Scranni di cartone
Tra piazze affollate e schermi che dilagano,
Sfila l'ombra sottile dell'ipocrisia,
Un velo sui gesti che invano si agitano
A celare l'amara, nuda povertà.
Si erigono in giudici, su scranni di cartone,
Con occhi che cercano il difetto altrui;
Si sentono superiori, senza ragione,
Unici custodi di verità e lumi.
La superiorità, sussurra la mente gonfia e solitaria,
Si nutre di un'eterna e stanca arroganza,
Che avvelena l'aria pura e la fa ordinaria,
Negando a tutti dignità e speranza.
La mano si tende, ma solo per afferrare,
Quando il vuoto preme e il bisogno è forte;
L'altro è un ponte da usare e poi scartare,
Risorsa effimera contro la propria sorte.

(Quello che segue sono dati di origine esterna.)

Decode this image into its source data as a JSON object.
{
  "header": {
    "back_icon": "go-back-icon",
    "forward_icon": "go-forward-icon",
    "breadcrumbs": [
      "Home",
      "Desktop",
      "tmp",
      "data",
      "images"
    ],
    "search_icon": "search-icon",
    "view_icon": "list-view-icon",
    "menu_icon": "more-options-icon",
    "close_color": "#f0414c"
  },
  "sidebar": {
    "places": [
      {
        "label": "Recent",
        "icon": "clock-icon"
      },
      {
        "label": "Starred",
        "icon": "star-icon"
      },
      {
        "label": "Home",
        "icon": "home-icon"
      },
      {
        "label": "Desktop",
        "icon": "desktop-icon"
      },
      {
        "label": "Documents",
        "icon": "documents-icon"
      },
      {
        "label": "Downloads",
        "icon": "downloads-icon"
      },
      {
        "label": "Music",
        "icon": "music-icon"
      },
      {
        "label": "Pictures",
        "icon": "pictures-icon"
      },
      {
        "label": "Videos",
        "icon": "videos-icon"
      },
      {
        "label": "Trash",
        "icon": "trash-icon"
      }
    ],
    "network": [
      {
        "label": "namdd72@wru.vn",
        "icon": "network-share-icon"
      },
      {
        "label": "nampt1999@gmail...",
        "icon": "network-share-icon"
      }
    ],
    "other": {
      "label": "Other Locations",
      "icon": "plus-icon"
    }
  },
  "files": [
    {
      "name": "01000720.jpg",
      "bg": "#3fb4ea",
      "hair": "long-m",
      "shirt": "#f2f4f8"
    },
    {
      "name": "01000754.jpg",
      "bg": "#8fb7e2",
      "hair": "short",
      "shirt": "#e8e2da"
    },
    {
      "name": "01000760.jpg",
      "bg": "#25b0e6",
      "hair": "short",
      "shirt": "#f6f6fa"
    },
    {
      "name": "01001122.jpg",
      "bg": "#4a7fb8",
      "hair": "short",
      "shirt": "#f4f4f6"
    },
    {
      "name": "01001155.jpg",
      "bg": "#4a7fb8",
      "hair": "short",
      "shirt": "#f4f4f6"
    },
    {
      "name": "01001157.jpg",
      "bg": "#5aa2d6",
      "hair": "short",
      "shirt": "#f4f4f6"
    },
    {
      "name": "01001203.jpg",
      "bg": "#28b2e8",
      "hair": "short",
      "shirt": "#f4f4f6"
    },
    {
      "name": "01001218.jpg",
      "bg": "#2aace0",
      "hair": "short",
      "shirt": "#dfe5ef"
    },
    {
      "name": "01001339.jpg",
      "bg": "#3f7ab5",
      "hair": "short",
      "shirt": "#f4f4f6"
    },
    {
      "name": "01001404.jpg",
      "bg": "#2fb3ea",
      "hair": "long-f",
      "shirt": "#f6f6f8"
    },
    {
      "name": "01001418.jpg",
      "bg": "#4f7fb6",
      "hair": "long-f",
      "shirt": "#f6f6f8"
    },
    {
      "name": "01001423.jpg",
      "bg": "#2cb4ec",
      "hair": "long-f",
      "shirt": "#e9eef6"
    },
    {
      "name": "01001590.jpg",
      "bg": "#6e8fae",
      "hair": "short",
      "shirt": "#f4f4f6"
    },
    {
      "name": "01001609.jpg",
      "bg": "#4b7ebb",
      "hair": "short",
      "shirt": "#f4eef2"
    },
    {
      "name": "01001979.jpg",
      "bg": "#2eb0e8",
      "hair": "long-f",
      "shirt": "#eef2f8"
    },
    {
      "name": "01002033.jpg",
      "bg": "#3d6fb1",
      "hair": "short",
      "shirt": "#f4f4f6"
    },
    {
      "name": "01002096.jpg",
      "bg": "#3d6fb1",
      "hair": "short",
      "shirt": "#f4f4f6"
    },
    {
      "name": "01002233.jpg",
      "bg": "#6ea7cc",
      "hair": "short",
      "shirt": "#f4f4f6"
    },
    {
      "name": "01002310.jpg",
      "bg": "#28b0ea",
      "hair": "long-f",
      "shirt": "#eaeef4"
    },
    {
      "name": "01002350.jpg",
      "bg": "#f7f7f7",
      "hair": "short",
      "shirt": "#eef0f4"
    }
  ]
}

Amicizia è un termine svuotato, sterile,
Un patto di comodo, effimero e vano,
Che crolla al primo, freddo, soffio sottile
Del vento che non stringe la mano.
Poi irrompe il fragore, il muro si incrina,
Di una cortesia calpestata e dimenticata,
Una corsa cieca, senza disciplina,
Dove la parola gentile è stata dimenticata.
Maleducazione che è bandiera sventolata,
Diritto di ingombro, di urlo e di fretta,
E la civiltà, ignota, eppure invocata,
È cenere fredda in una tasca stretta.
Si dimentica la radice che ci unisce,
Il filo del rispetto sempre più sottile;
E mentre il “tutto so” nel vuoto fiorisce,
La vera saggezza resta nel profilo umile.
Abbattete gli altari di questa vuota gloria,
Riconoscete l'argilla di cui siete fatti;
Solo così, forse, un'altra storia,
Potrà salvare gli animi ormai distratti.